Frederic Baroz - 2016-09-11

Hello,

I apologise in advance for the rather long text.

I m wrestling with some NLP techniques for a while now. OpenNLP has been of much help until now, but I still have a problem for sentence detection and custom model training. The wiki is well made, but in my opinion, it is missing some information on how the learnable sentence detector and tokenizer work (we just know this is max-ent based but a few detail stay in my opinion difficult to infer, like what is it looking at exactly and what are the extracted features of the classifier - maybe it is just a bag of word...).

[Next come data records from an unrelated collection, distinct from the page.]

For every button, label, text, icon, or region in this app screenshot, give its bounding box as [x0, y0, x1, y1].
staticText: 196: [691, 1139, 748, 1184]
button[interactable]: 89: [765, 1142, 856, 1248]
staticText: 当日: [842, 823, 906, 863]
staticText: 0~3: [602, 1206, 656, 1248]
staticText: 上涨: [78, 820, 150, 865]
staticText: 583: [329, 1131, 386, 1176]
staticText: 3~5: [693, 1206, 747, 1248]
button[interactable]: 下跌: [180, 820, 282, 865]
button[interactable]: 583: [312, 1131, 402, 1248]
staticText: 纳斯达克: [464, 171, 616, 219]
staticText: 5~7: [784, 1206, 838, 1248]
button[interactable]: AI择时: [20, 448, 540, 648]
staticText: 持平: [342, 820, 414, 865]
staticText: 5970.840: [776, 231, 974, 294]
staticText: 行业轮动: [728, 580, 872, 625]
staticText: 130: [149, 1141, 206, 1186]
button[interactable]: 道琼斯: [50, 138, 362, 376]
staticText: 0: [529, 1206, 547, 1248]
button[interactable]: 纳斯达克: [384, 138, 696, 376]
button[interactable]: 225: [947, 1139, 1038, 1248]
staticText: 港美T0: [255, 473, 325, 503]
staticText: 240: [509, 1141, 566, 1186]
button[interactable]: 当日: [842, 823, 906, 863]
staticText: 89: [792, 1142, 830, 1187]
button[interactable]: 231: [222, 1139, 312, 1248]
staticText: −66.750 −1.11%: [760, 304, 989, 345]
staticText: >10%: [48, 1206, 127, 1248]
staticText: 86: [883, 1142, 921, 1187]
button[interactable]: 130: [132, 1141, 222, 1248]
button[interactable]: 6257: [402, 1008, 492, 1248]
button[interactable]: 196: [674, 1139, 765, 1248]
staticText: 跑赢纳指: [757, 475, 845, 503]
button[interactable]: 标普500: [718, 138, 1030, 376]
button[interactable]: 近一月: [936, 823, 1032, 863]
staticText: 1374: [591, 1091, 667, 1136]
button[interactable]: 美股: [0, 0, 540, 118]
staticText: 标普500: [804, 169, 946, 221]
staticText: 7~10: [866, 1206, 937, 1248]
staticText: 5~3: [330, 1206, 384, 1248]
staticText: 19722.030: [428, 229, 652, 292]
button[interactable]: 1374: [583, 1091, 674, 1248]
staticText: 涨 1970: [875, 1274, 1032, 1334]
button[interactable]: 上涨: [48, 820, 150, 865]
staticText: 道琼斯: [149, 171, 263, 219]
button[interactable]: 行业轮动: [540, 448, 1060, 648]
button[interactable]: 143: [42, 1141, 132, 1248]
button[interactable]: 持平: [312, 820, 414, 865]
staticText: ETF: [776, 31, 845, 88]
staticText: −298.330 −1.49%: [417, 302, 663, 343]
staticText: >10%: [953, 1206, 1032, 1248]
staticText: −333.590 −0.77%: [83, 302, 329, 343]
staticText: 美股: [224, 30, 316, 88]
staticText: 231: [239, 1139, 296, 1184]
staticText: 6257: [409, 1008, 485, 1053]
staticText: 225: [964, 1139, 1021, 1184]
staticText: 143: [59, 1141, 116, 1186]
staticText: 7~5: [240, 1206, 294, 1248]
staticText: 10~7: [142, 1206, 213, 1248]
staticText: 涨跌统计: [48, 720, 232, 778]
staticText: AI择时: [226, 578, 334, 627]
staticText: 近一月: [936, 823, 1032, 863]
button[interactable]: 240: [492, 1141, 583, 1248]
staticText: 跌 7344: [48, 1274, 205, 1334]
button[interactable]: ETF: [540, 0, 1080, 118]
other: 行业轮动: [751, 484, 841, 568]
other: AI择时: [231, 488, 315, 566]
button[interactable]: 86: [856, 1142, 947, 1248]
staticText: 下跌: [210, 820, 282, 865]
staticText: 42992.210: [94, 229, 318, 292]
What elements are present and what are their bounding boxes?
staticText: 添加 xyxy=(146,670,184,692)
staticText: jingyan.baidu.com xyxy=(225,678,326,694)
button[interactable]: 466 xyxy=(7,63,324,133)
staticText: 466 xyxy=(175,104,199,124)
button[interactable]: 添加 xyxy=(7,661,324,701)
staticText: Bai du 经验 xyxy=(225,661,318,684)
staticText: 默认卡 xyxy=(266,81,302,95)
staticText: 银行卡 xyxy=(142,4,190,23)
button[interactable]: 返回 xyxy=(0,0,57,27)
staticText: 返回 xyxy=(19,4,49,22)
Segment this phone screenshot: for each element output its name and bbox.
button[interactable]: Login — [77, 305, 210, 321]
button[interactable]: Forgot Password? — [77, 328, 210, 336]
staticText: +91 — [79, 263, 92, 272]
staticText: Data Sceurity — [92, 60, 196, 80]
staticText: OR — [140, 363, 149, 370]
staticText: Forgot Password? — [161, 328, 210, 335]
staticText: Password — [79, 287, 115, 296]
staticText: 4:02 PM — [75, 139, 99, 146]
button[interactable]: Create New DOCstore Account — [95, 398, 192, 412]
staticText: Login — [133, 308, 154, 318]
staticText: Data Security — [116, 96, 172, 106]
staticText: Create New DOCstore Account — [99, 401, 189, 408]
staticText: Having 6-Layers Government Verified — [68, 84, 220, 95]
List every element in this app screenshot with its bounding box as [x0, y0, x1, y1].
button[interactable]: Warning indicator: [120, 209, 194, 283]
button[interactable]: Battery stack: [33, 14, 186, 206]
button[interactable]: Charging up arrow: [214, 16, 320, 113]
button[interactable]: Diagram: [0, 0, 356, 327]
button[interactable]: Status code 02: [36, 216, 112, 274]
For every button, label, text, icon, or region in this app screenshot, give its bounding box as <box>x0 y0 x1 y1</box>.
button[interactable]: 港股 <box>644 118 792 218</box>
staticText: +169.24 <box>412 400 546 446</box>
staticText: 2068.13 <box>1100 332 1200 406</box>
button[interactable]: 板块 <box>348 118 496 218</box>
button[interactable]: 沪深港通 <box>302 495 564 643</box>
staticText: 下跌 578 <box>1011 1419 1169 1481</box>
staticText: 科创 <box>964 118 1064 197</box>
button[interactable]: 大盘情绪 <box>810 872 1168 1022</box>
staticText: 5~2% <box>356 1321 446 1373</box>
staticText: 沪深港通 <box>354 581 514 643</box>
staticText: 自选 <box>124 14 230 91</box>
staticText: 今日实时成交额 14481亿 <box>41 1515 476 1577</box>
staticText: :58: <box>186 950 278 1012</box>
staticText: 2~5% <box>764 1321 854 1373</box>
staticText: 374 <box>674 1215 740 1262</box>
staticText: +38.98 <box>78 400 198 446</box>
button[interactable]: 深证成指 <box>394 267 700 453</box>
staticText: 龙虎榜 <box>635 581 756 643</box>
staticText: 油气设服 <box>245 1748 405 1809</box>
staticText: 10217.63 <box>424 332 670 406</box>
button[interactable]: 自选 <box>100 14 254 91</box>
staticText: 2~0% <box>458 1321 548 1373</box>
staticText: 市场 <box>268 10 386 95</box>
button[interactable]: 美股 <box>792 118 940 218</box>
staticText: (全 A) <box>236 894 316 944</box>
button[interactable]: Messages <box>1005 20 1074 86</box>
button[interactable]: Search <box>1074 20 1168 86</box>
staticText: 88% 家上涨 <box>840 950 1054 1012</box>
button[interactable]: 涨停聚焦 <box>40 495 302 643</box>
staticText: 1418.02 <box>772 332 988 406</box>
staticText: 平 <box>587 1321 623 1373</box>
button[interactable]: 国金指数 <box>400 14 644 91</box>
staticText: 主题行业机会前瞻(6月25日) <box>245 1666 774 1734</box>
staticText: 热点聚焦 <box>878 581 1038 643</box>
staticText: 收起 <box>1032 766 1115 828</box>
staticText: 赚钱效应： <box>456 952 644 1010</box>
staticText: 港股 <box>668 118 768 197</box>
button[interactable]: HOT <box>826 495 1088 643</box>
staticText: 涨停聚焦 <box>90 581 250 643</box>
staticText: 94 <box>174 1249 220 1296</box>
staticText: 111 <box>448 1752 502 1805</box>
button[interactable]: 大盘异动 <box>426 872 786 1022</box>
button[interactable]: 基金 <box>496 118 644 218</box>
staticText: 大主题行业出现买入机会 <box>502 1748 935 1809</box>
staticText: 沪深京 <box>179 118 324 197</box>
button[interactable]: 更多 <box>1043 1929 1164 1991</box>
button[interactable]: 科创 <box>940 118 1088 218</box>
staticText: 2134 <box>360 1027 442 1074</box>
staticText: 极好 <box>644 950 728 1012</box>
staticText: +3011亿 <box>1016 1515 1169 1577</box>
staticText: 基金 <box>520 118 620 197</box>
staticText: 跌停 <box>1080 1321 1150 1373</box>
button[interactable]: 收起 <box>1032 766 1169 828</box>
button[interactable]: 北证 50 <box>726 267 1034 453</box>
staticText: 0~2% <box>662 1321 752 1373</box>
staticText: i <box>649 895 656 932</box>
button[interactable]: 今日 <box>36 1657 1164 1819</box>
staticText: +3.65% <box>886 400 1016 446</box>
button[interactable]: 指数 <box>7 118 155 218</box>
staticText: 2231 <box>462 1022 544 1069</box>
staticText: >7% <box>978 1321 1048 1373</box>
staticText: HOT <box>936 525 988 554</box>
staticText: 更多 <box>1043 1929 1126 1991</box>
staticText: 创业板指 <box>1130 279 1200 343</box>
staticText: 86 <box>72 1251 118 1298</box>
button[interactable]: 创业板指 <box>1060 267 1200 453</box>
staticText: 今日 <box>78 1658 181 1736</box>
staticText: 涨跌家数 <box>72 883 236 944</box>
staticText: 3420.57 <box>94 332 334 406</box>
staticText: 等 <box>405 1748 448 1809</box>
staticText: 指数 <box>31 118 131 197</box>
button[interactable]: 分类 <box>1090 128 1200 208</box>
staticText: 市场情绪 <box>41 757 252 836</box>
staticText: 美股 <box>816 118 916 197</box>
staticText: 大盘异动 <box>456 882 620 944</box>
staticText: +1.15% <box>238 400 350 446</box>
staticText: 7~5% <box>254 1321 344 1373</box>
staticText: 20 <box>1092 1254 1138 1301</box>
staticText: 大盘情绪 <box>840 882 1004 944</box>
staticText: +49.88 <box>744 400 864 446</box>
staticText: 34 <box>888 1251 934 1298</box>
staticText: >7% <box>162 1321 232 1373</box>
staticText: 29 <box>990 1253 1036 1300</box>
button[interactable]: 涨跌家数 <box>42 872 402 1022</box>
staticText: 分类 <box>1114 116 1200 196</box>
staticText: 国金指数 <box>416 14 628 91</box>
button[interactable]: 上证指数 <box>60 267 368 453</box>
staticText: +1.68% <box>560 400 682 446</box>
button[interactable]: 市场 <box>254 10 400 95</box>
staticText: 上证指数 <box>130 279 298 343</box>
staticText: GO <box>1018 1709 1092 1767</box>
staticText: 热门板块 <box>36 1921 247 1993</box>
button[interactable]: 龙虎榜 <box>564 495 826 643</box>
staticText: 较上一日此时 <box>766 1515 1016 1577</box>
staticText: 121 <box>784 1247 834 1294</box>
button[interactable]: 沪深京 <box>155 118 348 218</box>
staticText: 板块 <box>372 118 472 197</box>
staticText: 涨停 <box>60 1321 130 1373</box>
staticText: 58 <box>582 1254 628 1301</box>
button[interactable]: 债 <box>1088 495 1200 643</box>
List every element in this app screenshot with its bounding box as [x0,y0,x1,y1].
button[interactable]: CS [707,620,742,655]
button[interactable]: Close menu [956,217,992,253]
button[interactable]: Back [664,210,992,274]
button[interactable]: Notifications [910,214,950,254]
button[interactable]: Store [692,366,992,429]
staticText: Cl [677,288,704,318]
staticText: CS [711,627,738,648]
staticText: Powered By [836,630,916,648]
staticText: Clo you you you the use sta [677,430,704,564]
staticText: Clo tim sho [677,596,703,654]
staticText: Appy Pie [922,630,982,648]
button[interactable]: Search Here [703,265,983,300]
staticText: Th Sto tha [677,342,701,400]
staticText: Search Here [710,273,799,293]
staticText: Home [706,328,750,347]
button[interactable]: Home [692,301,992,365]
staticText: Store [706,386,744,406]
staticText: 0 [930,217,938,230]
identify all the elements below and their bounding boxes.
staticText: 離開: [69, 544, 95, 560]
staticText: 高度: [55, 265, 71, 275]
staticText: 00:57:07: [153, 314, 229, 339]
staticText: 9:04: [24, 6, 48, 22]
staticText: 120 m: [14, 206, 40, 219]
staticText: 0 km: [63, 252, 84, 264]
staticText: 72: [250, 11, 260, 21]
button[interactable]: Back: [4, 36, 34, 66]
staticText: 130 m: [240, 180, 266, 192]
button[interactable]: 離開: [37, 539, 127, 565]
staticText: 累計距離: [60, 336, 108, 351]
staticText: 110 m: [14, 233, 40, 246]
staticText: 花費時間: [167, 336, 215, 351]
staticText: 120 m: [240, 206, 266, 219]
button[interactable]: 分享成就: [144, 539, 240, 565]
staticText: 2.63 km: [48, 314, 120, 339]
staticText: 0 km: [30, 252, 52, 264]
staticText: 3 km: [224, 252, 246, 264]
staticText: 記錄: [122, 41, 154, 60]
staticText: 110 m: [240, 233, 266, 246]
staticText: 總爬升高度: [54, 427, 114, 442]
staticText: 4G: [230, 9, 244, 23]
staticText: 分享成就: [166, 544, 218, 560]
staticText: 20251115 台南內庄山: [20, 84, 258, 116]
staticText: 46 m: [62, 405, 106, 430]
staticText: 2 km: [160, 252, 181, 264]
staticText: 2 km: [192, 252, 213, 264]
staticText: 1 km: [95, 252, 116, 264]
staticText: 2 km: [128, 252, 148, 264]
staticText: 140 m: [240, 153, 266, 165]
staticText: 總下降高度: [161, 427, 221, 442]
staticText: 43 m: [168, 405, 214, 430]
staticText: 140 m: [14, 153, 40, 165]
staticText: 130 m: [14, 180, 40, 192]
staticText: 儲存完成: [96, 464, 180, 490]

I m an in-hospital physician and a soft engineer in the setting of medical informatics. I write a MD thesis about information retrieval in the clinical domain. Most of NLP works in the biomedical area adress formal literature and only little target patient documentation. This latter type of documents are quite tricky to process in the sense that you may find pretty much any form of narratives. Of course, there are (more or less) well formed paragraphes with gramatical sentences but most of documents are made of lists of diagnosis (bullet to start the sentence, and no period at the end), tables of lab results, and sometimes "notes" that are made of abbreviated words, pseudo-sentences etc. Moreover, extracting text from PDF with Tika sometimes introduces errors in the linearity of the extracted text (text become entangle with some structural elements like "Page 2 of 3", and words are sometimes truncated for obscur reasons). In the end I find myself with raw text documents that contains weird sentences, most of them have no period at the end and no capital letters. A significative amount of theses "sentences" are just made of a few words, out of lab results (eg: "svga-pO2 7.5 kPa" and the next line "svga-pCO2 4.5 kPa" etc).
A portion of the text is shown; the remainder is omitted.